President Harold B. Lee reminded priesthood holders succinctly: "The greatest of the Lord's work you brethren will ever do as fathers will be within the walls of your own home." (Conference Report April 1973, p. 130.) President Lee's statement remains clear today: Family responsibilities have eternal consequences, and fathers will be held accountable for their actions and, in some cases, their inaction.
For fathers who make the effort to involve themselves wholly in the lives of their families, many satisfying moments are realized. President Spencer W. Kimball summed up a father's responsibility this way: "For the young man, his education is important, his mission vital; but his proper marriage and his proper life to be a righteous father and to properly provide for and give leadership to a family that is wonderful, a wonderful role in life to play." (Teachings of Spencer W. Kimball, p. 326.)

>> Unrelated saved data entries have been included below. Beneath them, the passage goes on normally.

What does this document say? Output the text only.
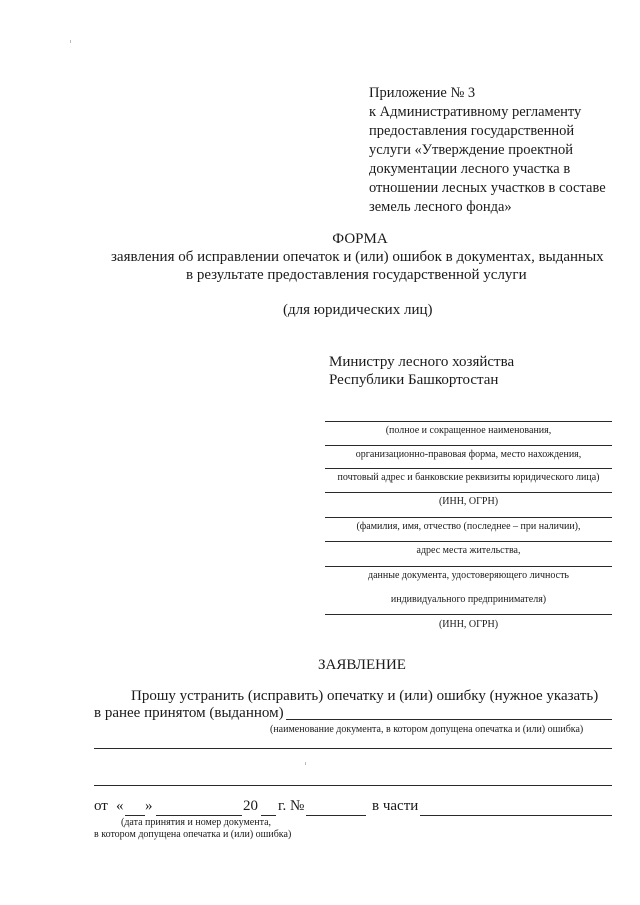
Приложение № 3
к Административному регламенту
предоставления государственной
услуги «Утверждение проектной
документации лесного участка в
отношении лесных участков в составе
земель лесного фонда»
ФОРМА
заявления об исправлении опечаток и (или) ошибок в документах, выданных
в результате предоставления государственной услуги
(для юридических лиц)
Министру лесного хозяйства
Республики Башкортостан
(полное и сокращенное наименования,
организационно-правовая форма, место нахождения,
почтовый адрес и банковские реквизиты юридического лица)
(ИНН, ОГРН)
(фамилия, имя, отчество (последнее – при наличии),
адрес места жительства,
данные документа, удостоверяющего личность
индивидуального предпринимателя)
(ИНН, ОГРН)
ЗАЯВЛЕНИЕ
Прошу устранить (исправить) опечатку и (или) ошибку (нужное указать)
в ранее принятом (выданном)
(наименование документа, в котором допущена опечатка и (или) ошибка)
от « »	20 г. №	в части
(дата принятия и номер документа,
в котором допущена опечатка и (или) ошибка)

He also said, "Brethren, love your wives . . . stay close to them, and consider with them the family problems. And the Lord will bring down upon you blessings you have been unable to even imagine at this time." (At an area conference in Sweden, 1974.)
President Ezra Taft Benson also stressed the importance of home and family. "Fathers, you cannot delegate your duty as the head of the home," he said at an area conference in Taiwan in 1975. "Mothers, train up your children in righteousness; do not attempt to save the world and let your own family fall apart."
He then gave one sure help for families: "An evening at home once a week is good protection against the breakdown of the family. The family is the rock foundation, the cornerstone of civilizations. This nation and others will never rise above their homes. The church, the schools, and even nations, stand helpless before weakened and degraded homes."
How prophetic those remarks uttered a quarter century ago seem today. Have we, as parents, taken the time to train up our families in righteousness? Fathers need to perform that essential task today.